President Donald Trump continues to refuse to release his taxes, citing an ongoing audit as his reason. Nevertheless, this week the New York Times was able to obtain tax documents that revealed Trump's long history of abject financial failure.
Writing in the New Yorker, John Cassidy breaks down just how bad Trump's financial history is.
He notes that the Times story clearly got under Trump's skin, given his dramatic reaction on Twitter. He also notes that Trump didn't dispute any of the damning details.
"The first thing to note about Trump’s argument is that, despite his parting jibe, he didn’t challenge any of the specific figures in the Times story," Cassidy writes.
"They show that, between 1985 and 1989, a period when the economy was forging ahead and Trump was busy portraying himself as a billionaire with the Midas touch, his core businesses—apartment buildings, hotels, and casinos—somehow managed to lose $359.1 million."
"That was only the beginning. As the economy weakened, in 1990 and 1991, Trump’s core businesses racked up losses of $517.5 million. And, between 1992 and 1994, as the economy recovered, they lost another $286.9 million."

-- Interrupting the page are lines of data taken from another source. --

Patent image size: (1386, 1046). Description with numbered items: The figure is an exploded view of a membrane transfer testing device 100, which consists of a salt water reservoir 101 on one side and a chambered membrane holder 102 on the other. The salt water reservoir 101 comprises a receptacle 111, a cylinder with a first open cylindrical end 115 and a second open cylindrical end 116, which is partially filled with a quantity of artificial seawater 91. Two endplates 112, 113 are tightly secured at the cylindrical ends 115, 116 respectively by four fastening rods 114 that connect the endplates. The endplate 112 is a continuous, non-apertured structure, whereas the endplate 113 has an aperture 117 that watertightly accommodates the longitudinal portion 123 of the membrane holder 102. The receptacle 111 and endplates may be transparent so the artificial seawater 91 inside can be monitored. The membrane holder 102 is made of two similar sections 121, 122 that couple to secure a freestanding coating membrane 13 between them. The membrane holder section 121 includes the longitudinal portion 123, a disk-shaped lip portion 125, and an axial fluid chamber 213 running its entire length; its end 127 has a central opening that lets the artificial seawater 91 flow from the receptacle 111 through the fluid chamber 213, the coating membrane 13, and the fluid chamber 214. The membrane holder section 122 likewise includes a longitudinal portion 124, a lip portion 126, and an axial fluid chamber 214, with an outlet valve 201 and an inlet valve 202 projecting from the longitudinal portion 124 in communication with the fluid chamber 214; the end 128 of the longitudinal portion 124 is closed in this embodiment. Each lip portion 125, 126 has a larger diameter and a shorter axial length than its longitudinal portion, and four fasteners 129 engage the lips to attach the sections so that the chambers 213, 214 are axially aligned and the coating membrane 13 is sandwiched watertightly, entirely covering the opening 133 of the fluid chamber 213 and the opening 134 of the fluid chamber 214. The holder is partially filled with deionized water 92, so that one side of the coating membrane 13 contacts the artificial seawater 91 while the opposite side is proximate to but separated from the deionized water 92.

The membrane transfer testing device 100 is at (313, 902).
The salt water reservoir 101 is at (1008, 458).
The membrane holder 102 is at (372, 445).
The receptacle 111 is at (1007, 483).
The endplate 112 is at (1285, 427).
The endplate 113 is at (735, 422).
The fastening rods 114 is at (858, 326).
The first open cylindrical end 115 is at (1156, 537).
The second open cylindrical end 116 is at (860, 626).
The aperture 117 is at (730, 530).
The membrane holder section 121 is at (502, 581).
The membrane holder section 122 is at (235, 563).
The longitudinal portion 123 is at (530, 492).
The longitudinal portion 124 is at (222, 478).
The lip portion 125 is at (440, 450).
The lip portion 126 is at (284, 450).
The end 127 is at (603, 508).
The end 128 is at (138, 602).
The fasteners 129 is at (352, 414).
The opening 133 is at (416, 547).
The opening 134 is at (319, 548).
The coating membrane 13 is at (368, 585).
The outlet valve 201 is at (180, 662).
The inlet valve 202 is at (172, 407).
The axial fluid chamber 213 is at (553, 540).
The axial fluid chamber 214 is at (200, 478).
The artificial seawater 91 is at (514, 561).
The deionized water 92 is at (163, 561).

He points out that Trump associates are trying to spin the losses as just standard operating procedure of running a business empire. That's false.
"For a decade, or more, he largely confined himself to licensing deals, entertainment ventures, and minority investments that cashed in on his personal brand, which somehow survived his dramatic fall," Cassidy says.
"In May, 2019, this is all distant history, of course," he adds.
"But don’t let anyone tell you—not Trump, nor Newt Gingrich, nor any of the President’s other apologists—that the businesses Trump operated were successful, or that the huge losses they sustained were simply tax dodges. They weren’t."